The headset looks like a cross between a pair of sunglasses and virtual reality goggles. They fit over wearer’s prescription glasses.
The glasses do come with a hefty price tag, about $10,000, and are not covered by insurance. The company does offer fundraising pages for patients, and unlike other donation sites, does not take a percentage.
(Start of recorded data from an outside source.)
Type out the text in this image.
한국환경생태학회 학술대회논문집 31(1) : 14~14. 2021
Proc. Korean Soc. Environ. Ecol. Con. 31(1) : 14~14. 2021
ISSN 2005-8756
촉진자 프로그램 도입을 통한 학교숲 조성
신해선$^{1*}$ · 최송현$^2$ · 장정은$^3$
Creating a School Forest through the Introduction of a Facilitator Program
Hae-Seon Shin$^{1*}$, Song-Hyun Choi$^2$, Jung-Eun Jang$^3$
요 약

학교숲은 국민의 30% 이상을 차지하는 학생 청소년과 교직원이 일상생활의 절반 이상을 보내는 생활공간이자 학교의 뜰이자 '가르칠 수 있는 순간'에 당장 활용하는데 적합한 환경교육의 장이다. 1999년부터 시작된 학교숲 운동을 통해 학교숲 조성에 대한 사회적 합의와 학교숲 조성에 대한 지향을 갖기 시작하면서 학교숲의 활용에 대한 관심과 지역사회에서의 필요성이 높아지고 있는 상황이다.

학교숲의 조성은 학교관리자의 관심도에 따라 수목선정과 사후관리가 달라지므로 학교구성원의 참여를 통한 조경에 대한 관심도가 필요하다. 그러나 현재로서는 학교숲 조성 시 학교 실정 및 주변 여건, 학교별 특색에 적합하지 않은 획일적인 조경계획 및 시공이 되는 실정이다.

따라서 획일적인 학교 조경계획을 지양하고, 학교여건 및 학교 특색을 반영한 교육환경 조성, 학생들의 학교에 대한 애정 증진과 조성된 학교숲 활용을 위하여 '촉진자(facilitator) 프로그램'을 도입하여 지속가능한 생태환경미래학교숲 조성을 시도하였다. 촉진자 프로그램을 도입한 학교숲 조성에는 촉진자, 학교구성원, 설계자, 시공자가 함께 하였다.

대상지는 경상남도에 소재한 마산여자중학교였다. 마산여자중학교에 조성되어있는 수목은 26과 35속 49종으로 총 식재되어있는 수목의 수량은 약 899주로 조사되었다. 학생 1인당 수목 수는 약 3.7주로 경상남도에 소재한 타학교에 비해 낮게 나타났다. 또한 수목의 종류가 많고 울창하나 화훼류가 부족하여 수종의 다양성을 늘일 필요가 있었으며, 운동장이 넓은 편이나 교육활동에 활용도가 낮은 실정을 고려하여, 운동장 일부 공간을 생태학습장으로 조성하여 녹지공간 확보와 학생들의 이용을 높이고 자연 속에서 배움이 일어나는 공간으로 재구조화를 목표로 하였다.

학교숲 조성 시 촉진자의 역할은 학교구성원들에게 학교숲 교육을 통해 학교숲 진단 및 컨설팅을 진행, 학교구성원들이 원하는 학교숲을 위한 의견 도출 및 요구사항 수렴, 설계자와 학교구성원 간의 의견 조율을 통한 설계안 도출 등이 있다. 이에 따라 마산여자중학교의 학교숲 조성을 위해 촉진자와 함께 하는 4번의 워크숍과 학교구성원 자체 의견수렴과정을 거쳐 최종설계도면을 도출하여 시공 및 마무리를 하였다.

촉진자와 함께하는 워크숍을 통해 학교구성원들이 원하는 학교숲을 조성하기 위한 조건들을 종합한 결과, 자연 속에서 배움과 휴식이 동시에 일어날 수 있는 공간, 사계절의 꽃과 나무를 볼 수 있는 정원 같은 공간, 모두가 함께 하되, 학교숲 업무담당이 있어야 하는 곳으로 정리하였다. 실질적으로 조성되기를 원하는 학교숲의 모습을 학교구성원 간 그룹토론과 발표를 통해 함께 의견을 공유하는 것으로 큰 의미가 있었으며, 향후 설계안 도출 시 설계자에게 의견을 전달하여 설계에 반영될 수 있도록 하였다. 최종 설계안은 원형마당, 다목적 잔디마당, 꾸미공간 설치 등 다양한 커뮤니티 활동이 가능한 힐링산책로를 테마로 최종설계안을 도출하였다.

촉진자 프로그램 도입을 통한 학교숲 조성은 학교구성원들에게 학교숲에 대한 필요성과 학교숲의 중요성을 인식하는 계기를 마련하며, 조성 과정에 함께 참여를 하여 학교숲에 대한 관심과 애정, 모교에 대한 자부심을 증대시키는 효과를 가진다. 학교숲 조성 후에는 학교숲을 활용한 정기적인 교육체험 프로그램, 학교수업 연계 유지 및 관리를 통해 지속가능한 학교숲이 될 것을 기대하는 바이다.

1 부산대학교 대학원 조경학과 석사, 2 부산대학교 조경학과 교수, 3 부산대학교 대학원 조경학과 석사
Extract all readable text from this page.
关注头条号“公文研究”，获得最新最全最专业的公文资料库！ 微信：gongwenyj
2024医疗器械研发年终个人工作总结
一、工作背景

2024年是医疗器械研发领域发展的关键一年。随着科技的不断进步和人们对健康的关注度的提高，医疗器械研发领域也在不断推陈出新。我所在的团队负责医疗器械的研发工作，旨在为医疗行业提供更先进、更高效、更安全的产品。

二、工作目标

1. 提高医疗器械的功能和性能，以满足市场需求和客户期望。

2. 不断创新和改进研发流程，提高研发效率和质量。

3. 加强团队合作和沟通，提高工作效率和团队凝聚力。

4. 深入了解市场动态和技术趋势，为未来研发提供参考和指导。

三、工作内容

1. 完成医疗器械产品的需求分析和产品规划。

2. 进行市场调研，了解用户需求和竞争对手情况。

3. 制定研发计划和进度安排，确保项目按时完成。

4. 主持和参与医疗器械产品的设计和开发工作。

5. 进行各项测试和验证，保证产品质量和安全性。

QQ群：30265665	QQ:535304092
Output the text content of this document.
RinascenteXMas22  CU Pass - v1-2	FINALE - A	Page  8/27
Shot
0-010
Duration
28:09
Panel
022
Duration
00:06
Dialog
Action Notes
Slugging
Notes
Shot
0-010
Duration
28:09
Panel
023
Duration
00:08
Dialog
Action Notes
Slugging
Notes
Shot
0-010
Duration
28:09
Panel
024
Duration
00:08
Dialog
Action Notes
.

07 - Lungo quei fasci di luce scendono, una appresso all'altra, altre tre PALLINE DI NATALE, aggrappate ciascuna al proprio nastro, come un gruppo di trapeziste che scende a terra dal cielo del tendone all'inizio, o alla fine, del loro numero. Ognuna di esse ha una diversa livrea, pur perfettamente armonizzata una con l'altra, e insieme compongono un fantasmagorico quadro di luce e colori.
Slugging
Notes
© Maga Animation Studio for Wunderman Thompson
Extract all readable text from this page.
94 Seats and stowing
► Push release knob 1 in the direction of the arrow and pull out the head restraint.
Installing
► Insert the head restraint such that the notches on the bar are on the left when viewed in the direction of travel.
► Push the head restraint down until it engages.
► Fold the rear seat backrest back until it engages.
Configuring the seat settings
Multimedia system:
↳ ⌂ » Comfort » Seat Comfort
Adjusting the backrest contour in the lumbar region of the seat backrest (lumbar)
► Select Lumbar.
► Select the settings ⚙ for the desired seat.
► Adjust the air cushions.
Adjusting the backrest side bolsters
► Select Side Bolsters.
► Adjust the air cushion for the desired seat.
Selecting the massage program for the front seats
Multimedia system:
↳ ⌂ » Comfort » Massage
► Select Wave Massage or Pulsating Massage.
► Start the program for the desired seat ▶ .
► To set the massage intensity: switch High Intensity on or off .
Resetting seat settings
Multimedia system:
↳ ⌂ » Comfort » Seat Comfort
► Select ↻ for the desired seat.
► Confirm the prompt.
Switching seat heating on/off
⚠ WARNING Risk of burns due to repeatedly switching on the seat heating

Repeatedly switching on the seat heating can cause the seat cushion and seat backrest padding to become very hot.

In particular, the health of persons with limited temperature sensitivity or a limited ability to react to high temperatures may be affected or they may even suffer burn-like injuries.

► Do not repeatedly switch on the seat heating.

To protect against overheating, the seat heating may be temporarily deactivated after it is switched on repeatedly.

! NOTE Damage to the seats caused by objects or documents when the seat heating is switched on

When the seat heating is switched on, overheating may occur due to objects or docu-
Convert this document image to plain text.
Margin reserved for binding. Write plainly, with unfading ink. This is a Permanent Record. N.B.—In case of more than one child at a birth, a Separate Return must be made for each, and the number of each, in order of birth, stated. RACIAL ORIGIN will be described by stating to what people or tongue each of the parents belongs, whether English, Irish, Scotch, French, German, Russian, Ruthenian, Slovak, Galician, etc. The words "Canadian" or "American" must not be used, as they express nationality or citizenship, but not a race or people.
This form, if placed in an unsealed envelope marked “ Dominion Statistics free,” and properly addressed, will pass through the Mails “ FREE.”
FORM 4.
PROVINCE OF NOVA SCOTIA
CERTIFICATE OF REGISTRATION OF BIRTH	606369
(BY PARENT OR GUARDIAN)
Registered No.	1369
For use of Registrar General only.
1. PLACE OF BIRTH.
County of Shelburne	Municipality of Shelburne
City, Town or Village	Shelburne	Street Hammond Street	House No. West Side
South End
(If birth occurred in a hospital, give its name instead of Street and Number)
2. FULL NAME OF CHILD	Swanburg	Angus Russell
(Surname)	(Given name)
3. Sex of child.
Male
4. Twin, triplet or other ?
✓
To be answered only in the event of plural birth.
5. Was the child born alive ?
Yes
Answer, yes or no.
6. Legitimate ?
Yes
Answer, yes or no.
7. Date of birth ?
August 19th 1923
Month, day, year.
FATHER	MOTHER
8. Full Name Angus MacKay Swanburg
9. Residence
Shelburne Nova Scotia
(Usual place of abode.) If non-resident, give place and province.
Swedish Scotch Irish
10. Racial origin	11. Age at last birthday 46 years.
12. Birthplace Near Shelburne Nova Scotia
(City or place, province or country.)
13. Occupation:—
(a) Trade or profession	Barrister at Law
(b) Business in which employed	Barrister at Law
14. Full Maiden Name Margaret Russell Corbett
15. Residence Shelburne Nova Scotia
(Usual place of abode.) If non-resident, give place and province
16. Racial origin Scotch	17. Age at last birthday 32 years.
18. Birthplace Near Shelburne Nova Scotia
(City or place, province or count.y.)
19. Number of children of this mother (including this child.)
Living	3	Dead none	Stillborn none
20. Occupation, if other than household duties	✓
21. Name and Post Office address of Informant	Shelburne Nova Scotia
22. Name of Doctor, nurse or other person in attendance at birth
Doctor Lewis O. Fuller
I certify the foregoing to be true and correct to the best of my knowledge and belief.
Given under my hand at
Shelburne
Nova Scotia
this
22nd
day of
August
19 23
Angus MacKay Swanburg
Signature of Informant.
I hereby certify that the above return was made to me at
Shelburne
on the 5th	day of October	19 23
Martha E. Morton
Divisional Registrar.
The Koch family came up with the down payment and then started a fundraising page. They were prepared to wait for months or longer to raise the money. But the community wasn’t having it. Within about a week, Bentley’s page reached $10,000.
“Some of the people we knew. Some people we didn’t. Lots of teachers from Bentley’s school. Those people we can never ever repay," Shelby said wanting to make sure she thanked everyone who contributed.
Community groups, scout troops, Lions clubs, softball leagues, you name it. Plenty of anonymous donations too.
The money didn’t stop coming in. The community raised an additional $4,000 for a warranty and to pay a portion of the next eSight glasses Bentley might receive.
“Side Trax Bar and Grill here in Sandusky, they went ahead and threw a benefit for us,” Shelby said.
“We wanted to raise 4-grand. And we raised a little more,” said bar manager Keri Lakner.
“Everybody in the community, the people that reached out to him was amazing,” said Andrea Strause, one of the community members who gave.
Miss Susie and Miss Martha remember hearing the news that eSight did help their young passenger. “I went in and told Courtney our boss and we both cried together. You know because it’s something good. I get goosebumps every time I think about him getting these glasses,” said Susie.
Bentley’s eSight glasses were delivered in October, but opened with the same excitement for Christmas morning and witnessed by parents, filled with so much gratitude for their community: “Never will they know how much they’ve done and how much we appreciate them and what they’ve done for us,” said Shelby.
“The world is starting over for him. It’s basically starting over fresh and we want him to see everything the world has to offer,” she added.
Right now, Bentley wears the glasses for a little more than an hour a day. He will gradually wear them for a longer period of time, but never all day.
He uses them in school, but still relies on Braille to for periods when he is not wearing his glasses.
He looks forward to wearing them at a Luke Bryan concert. He went last year with his parents and could not see his favorite country singer’s face.